First we will need to find the derivatives zeros.

==> f(x) = u/v such that

u= x^2-4x +5 ==> u= 2x -4

v= x+3 ==> v' = 1

==> f'(x) = [ u'v-uv']/v^2

              = [ (2x-4)(x+3) - (x^2-4x+5)]/(x+3)62

             = ( 2x^2 +2x -12 - x^2 +4x -5)/(x+3)^2

             = (x^2 +6x -17) /(x+3)^2

==> f'(x) = (x^2 +6x -17) /(x+3)^2 = 0

==> x^2 +6x -17 = 0

==> x1= (-6+sqrt(36+4*17) / 2 = ( -6 + 2sqrt26)/2 = -3+sqrt26= 2.1 ( approx.)

==> x2= -3 -sqrt26= 8.1 ( approx.)

==> Then the function has extreme values at f(2.1) and f(8.1)

giorgiana1976's profile pic

giorgiana1976 | College Teacher | (Level 3) Valedictorian

Posted on

To find the extreme values of a function, we'll need to determine the critical alues. The critical values are the roots of the first derivative.

We'll differentiate the function to determine it's first derivative.

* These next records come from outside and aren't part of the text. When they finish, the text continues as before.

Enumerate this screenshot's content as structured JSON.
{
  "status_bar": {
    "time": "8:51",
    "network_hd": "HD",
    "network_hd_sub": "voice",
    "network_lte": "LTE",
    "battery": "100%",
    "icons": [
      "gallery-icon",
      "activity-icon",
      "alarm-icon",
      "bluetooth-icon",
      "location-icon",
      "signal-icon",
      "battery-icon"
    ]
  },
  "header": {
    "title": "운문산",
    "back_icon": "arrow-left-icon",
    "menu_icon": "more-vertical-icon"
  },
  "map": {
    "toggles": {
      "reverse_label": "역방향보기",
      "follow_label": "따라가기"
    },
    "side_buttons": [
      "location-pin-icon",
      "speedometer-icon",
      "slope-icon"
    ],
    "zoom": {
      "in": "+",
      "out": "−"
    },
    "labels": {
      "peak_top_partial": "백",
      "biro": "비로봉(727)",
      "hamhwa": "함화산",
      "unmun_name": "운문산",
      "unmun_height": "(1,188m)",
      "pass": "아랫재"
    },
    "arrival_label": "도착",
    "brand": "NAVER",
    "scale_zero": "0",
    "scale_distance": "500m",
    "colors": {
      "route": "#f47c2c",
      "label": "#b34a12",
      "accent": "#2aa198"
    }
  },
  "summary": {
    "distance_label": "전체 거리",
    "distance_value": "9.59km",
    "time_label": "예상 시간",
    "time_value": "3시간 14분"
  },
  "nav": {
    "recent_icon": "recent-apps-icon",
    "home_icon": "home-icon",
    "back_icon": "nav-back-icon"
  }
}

We'll use the quotient rule:

f'(x) = [(x^2-4x+5)'*(x+3) - (x^2-4x+5)*(x+3)']/(x+3)^2

f'(x) = [(2x - 4)*(x+3) - (x^2-4x+5)]/(x+3)^2

f'(x) = (2x^2 + 6x - 4x - 12 -  x^2 + 4x - 5)/(x+3)^2

f'(x) = (x^2 + 6x - 17)/(x+3)^2

We'll put f'(x) = 0

Since the denominator is always positive, no matter the x value is, we'll determine what values cancel the numerator.

x^2 + 6x - 17 = 0

We'll apply quadratic formula:

x1 = [-6+sqrt(36 + 68)]/2

x1 = (-6+sqrt104)/2

x1 = (-6+2sqrt26)/2

x1 = -3+sqrt26

x2 = -3-sqrt26

Since we know the critical values, we'll determine the extreme values:

f(-3+sqrt26) = f(2.09) = (4.36-8.36+5)/(2.09+3) = 9/5.09 = 1.76

f(-3-sqrt26) = f (-8.09) = (65.44+32.36+5)/(-5.09) = 102.8/-5.09 = -20.19

The extreme value are represented by the pairs: (-3+sqrt26 ; 1.76) and (-3-sqrt26 ; -20.19).